« Grâce à votre préfète, vous venez de gagner une épreuve supplémentaire dans l’entraînement de ce matin. Une course contre moi ! Vous pouvez la remercier ! Et pour celles qui échouent, ce sera cent pompes avant la course dans la jungle ! »
Aileen leva vaguement les yeux au ciel tandis que les Pyroli suivaient leur référente en maugréant. Il n’y en eut aucune pour avoir la mauvaise idée de la bousculer, là où tout le monde pourrait la voir. Oh, non, elles attendraient tranquillement d’être dans la jungle, là où tous les coups étaient permis, pour se venger de leur préfète impulsive et renvoyer la Mentali dans son dortoir, accessoirement. Au départ de la course, elle se retrouva coincée entre une blonde et une rousse qui n’étaient ni Hope ni Ruby. Si être avec Hope ne la dérangeait pas, il valait mieux, pour le moment, que Ruby se tienne loin d’elle, surtout après avoir plaqué son frère d’une manière aussi sale en le laissant poireauter pendant trois bons mois. Beaucoup plus prudent. Top départ. Comme il fallait s’y attendre, la référente du dortoir prit la tête de la course sans réelle difficulté, talonnée par les premières années qui donnaient tout ce qu’elles avaient pour prouver qu’elles valaient autant, sinon mieux, que les anciennes. Elles se firent cependant dépasser par ces dernières qui avaient bien compris qu’elles ne couperaient pas à la course contre Jackie, mais qui économisaient leurs forces au maximum pour la suite de la matinée. Sans grande surprise, Jackie finit la course la première, suivie des deuxièmes années, et des premières années, bonnes dernières et très essoufflées. Tournant légèrement la tête, la brune eut la surprise de voir la Mentali évoluer parmi le groupe de tête, ne semblant pas du tout mise à mal par la course. Hm.
« Vous vous croyez où là, en vacances sur l’île Cobaba ? On enchaîne avec les cent pompes ! Et ce sera deux cent pour les traînardes ! »

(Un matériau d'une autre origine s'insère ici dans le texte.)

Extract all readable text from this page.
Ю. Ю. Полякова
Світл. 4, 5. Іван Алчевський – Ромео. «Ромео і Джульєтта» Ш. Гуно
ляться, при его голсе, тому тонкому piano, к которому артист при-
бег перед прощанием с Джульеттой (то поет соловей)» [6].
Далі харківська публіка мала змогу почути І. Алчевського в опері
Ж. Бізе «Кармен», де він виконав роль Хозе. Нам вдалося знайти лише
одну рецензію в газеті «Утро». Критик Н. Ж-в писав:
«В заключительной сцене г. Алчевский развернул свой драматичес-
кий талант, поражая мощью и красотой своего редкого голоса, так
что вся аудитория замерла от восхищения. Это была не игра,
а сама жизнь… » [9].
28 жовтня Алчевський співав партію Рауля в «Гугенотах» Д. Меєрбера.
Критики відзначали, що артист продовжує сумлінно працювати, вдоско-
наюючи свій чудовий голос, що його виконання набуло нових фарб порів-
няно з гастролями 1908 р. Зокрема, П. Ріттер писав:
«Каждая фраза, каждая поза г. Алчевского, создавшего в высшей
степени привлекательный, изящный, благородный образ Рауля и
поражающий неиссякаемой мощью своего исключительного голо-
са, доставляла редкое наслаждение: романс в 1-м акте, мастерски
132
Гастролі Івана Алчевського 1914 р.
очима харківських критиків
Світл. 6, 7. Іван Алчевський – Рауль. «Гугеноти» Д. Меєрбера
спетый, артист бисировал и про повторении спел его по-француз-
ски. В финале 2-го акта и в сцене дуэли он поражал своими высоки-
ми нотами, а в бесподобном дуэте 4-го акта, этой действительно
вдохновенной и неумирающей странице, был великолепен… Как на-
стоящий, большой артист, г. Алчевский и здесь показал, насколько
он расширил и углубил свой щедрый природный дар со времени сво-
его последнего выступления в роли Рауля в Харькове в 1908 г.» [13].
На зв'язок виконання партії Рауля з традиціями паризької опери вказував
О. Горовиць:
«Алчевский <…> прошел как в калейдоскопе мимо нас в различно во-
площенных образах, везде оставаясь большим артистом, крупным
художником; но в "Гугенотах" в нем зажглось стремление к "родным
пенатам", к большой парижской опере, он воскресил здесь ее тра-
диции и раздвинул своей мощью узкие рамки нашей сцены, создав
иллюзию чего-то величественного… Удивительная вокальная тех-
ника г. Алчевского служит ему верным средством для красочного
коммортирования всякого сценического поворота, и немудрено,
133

Il n’y eut personne pour protester, et bientôt, toutes les Pyroli se retrouvèrent en position. Aileen, en tournant la tête, se rendit compte qu’elle était au milieu des nouvelles, et que nombre d’entre elles lui jetaient des regards furtifs, non pas pour la trouer des yeux, mais pour regarder comment elle faisait pour rester bien droite. Alors, reprenant un peu ses fonctions de préfète, elle ralentit imperceptiblement pour leur montrer, leur expliquant à voix basse entre deux remontées, assez discrètement pour que Jackie ne s’en aperçoive pas et ne leur en colle pas cent de plus dans la tête pour leur apprendre à tailler une petite bavette au milieu de l’entraînement militaire du matin. Or, monter et descendre à la force des bras en gardant le dos bien droit était quelque chose de relativement crevant, surtout que ça ne faisait pas si longtemps que ça qu’elle était sortie de l’infirmerie. Elle avait beau faire la bravache et lever les sourcils quand on lui demandait si elle avait encore mal, la douleur était bien présente et se faisait bien sentir. Mais elle n’abandonnerait pas. Quatre-vingt pompes. Plus que vingt. Pour se donner un peu de courage, elle leva les yeux pour regarder les Pokémon faire des tours de terrain avec Godzilla. Sphax suivait tranquillement la cadence, Hilda le talonnait par fierté, et l’Evoli chromatique de la Mentali semblait mettre toute son énergie dans la course pour ne pas se faire distancer. Cent. Les premières années se laissèrent tomber au sol, Aileen se retourna pour s’asseoir et étirer ses bras en les croisant.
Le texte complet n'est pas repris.